Robert: I have to do this! And I will do it and I don't need your permission to enlist.Lincoln: That same speech has been made by how many sons to how many fathers since the war began? "I don't need your damn permission, you miserable old goat, I'm gonna enlist anyhow!" And what wouldn't those numberless fathers have given to be able to say to their sons: "I'm commander-in-chief, so in point of fact, without my permission, you ain't enlisting in nothing, nowhere, young man."
- Then his subsequent argument with his father.
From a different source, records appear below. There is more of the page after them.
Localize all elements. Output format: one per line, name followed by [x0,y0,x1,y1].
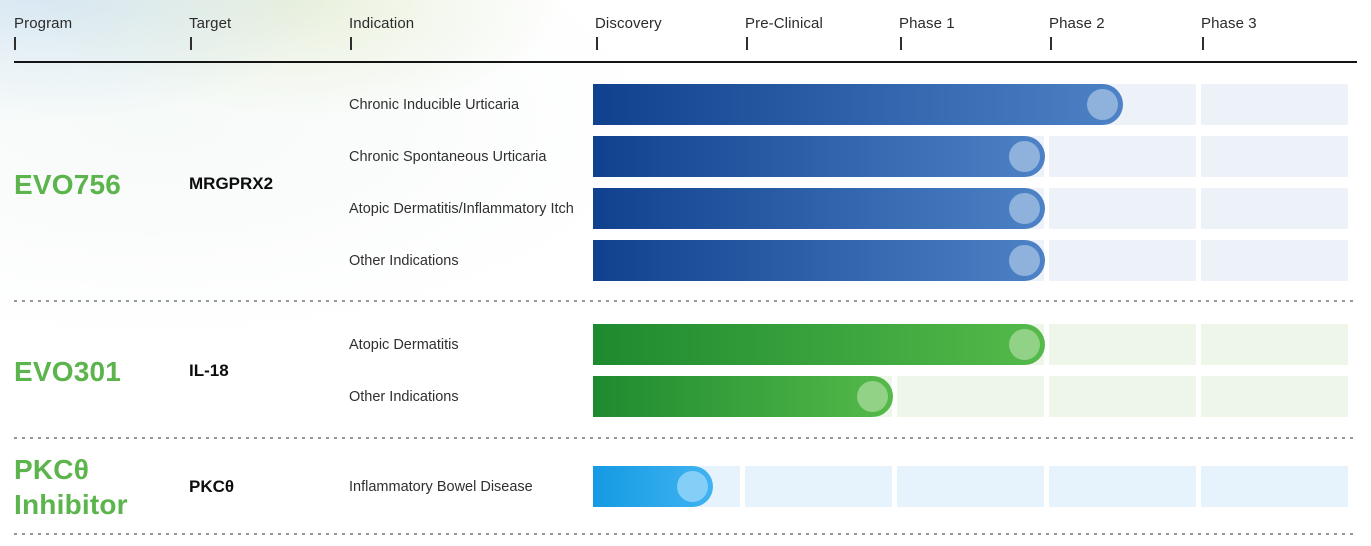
header-rule [14,61,1357,63]
pipeline-row: Atopic Dermatitis/Inflammatory Itch [0,188,1371,229]
pipeline-row: Other Indications [0,376,1371,417]
progress-bar [593,376,893,417]
target-name-il18: IL-18 [189,361,229,380]
phase-segment [1049,240,1196,281]
phase-segment [1049,376,1196,417]
indication-label: Other Indications [349,388,459,405]
pipeline-row: Atopic Dermatitis [0,324,1371,365]
progress-bar [593,466,713,507]
progress-bar [593,324,1045,365]
bar-tip-circle [1009,329,1040,360]
bar-tip-circle [857,381,888,412]
progress-bar [593,188,1045,229]
group-divider [14,437,1357,439]
column-header-indication: Indication [349,15,415,32]
phase-track [593,466,1348,507]
phase-segment [1049,136,1196,177]
column-tick [900,37,902,50]
pipeline-row: Chronic Spontaneous Urticaria [0,136,1371,177]
phase-segment [1049,466,1196,507]
program-name-evo301: EVO301 [14,355,122,387]
column-header-preclinical: Pre-Clinical [745,15,823,32]
column-tick [596,37,598,50]
phase-segment [745,466,892,507]
indication-label: Atopic Dermatitis [349,336,459,353]
progress-bar [593,240,1045,281]
progress-bar [593,84,1123,125]
bar-tip-circle [1009,141,1040,172]
target-name-mrgprx2: MRGPRX2 [189,174,274,193]
indication-label: Atopic Dermatitis/Inflammatory Itch [349,200,574,217]
phase-segment [1201,136,1348,177]
phase-segment [1201,84,1348,125]
bar-tip-circle [1009,193,1040,224]
phase-track [593,240,1348,281]
phase-segment [1049,324,1196,365]
phase-track [593,84,1348,125]
pipeline-row: Inflammatory Bowel Disease [0,466,1371,507]
indication-label: Inflammatory Bowel Disease [349,478,533,495]
target-name-pkctheta: PKCθ [189,477,235,496]
program-name-pkctheta-inhibitor: PKCθ Inhibitor [14,454,128,520]
column-tick [1202,37,1204,50]
bar-tip-circle [677,471,708,502]
column-tick [746,37,748,50]
phase-track [593,188,1348,229]
phase-track [593,136,1348,177]
pipeline-row: Chronic Inducible Urticaria [0,84,1371,125]
column-tick [1050,37,1052,50]
group-divider [14,300,1357,302]
phase-segment [1201,188,1348,229]
column-header-program: Program [14,15,73,32]
phase-segment [897,466,1044,507]
phase-segment [1201,240,1348,281]
column-tick [190,37,192,50]
phase-segment [897,376,1044,417]
program-name-evo756: EVO756 [14,168,122,200]
phase-track [593,376,1348,417]
phase-segment [1201,324,1348,365]
column-header-phase3: Phase 3 [1201,15,1257,32]
bottom-divider [14,533,1357,535]
indication-label: Chronic Inducible Urticaria [349,96,520,113]
indication-label: Other Indications [349,252,459,269]
bar-tip-circle [1009,245,1040,276]
progress-bar [593,136,1045,177]
phase-segment [1049,188,1196,229]
column-header-phase2: Phase 2 [1049,15,1105,32]
column-header-phase1: Phase 1 [899,15,955,32]
column-tick [350,37,352,50]
bar-tip-circle [1087,89,1118,120]
column-header-target: Target [189,15,232,32]
pipeline-row: Other Indications [0,240,1371,281]
column-tick [14,37,16,50]
indication-label: Chronic Spontaneous Urticaria [349,148,547,165]
phase-track [593,324,1348,365]
phase-segment [1201,466,1348,507]
phase-segment [1201,376,1348,417]
column-header-discovery: Discovery [595,15,662,32]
- And after Robert storms off, Lincoln whispers, "We can't lose you..."
- The scenes of the battlefield at Petersburg just before the surrender are bone-chilling, with the corpses from both sides numerous, horrific, and sad.
- The scene just before those seem to give a Hope Spot, with Lincoln urging the Confederate representatives to accept peace right there and then. And for a moment, it looks as though they would. Then cue Richmond burning.